= Virgil Ardelean =

Romanian police chief

Virgil Ardelean (born August 1, 1950) is a Romanian police chief, head of Direcţia Generală de Informaţii şi Protecţie Internă (DGIPI) between 1998 and 2007.

==Biography==

Ardelean was born in Pericei, Sălaj County. The village is populated by ethnic Hungarians and Roma; his mother had the Hungarian surname of Gábor, and Ardelean made efforts to conceal his background from the nationalist Communist regime of Nicolae Ceauşescu, within which he sought advancement. In 1974, he graduated from the police academy at Băneasa, in the counter-sabotage class of the economic police section. By 1989, he was deputy police chief of Cluj-Napoca, and on the day before Ceauşescu was toppled in that December's Revolution, his superior commanded him to take measures to preserve public order. Upon hearing the chief, he started shouting and said he was unable to hear the order, whereupon he was immediately sent to the hospital. There, following a telephone call from the local head of the Securitate secret police, Ardelean was diagnosed with "acute bilateral otitis" and ordered to stay in bed, thus avoiding having to choose sides in the Revolution. The following month, when the new Ion Iliescu government was in danger of being overthrown, Ardelean received a similar order, went into hysterics, was sent to the hospital, diagnosed with "temporary memory loss", and given two weeks' medical leave.

After 1989, Ardelean remained deputy chief of the Romanian Police in Cluj-Napoca, and was later promoted to chief in Bucharest. In 1998, he was named to run DGIPI, a unit within the Interior Ministry that is descended from UM 0215, an entity created to employ former cadres of the Securitate who were barred from joining Serviciul Român de Informaţii. Several controversies surrounded him during his tenure there. The first had its origins earlier, when he worked in Cluj-Napoca. In 1994, when the Caritas Ponzi scheme showed signs it was about to collapse, he ordered a search of the company's offices, reportedly seizing diskettes showing what payments were made to politicians, and using this information to facilitate his rise. (Ardelean denies the notion of concealed diskettes, stating that all evidence gathered is in the police file on the case.) During the Mineriad of January 1999, he is said to have misinformed Interior Minister Gavril Dejeu about the miners' actions and intentions, leading to victories of theirs. However, he was not prosecuted. In 2001, an assistant to Prime Minister Adrian Năstase resigned; upon doing so, he listed Ardelean's name among those he suspected of facilitating relations between businesspeople and senior government figures. In 2003, American analyst Larry Watts delivered a report, "Control and Oversight of Security Intelligence in Romania", to the Geneva Centre for the Democratic Control of Armed Forces, and cited DGIPI as the place where the most infractions took place among the country's secret services. Also that year, he ordered constant surveillance of telephones belonging to press agencies and to the National Anticorruption Prosecution Office. In 2004, two brothers alleged that Ardelean fabricated their entire criminal record after they refused to pay further bribes to his agency's employees.
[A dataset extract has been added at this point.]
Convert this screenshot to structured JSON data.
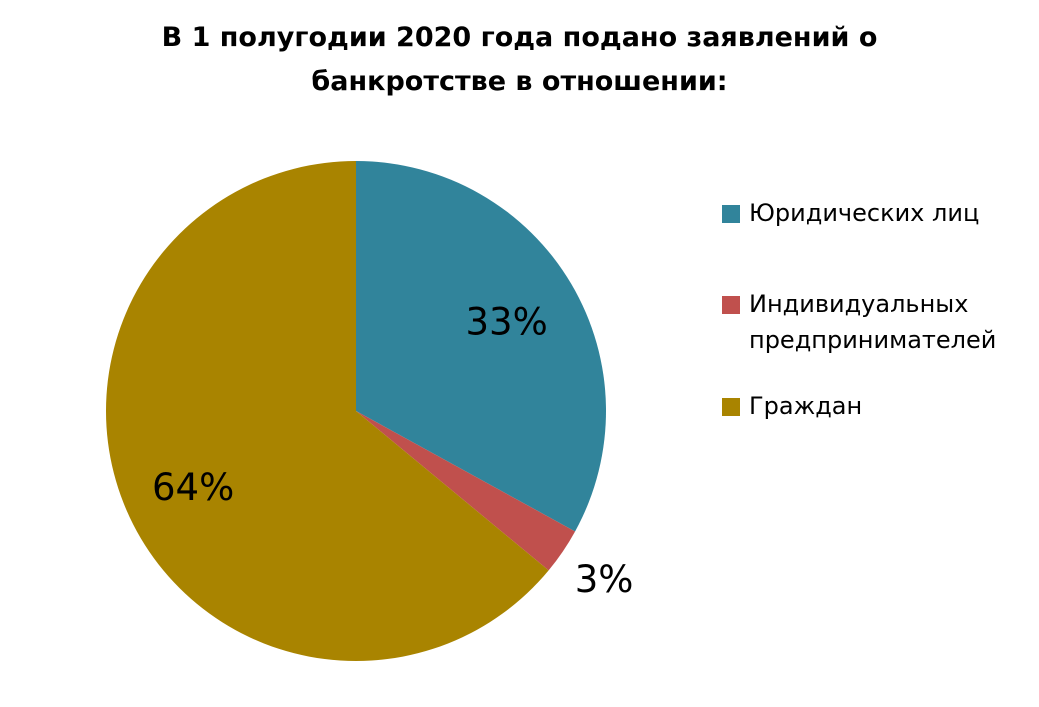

Reportedly, Ardelean, nicknamed Vulpea ("The Fox"), was able to last nine years in his position because he furnished both presidents and prime ministers with compromising information about politicians, businesspeople and intelligence service employees. He resigned in July 2006, following the flight of indicted businessman Omar Hayssam, but it was not until almost a year later that his resignation was accepted. In January 2009, Ardelean briefly returned to head DGIPI when incoming Interior Minister Gabriel Oprea named him to head it, but a scandal ensued within Oprea's Social Democratic Party, members of which objected to his having made the appointment without first consulting them. In response, Oprea resigned from the ministry and from the party, with Ardelean relinquishing his position as well. Between 2007 and 2010, with the exception of the week he spent heading DGIPI in 2009, he headed the Interior Ministry's General Directorate of Management Operations. He retired in mid-2010.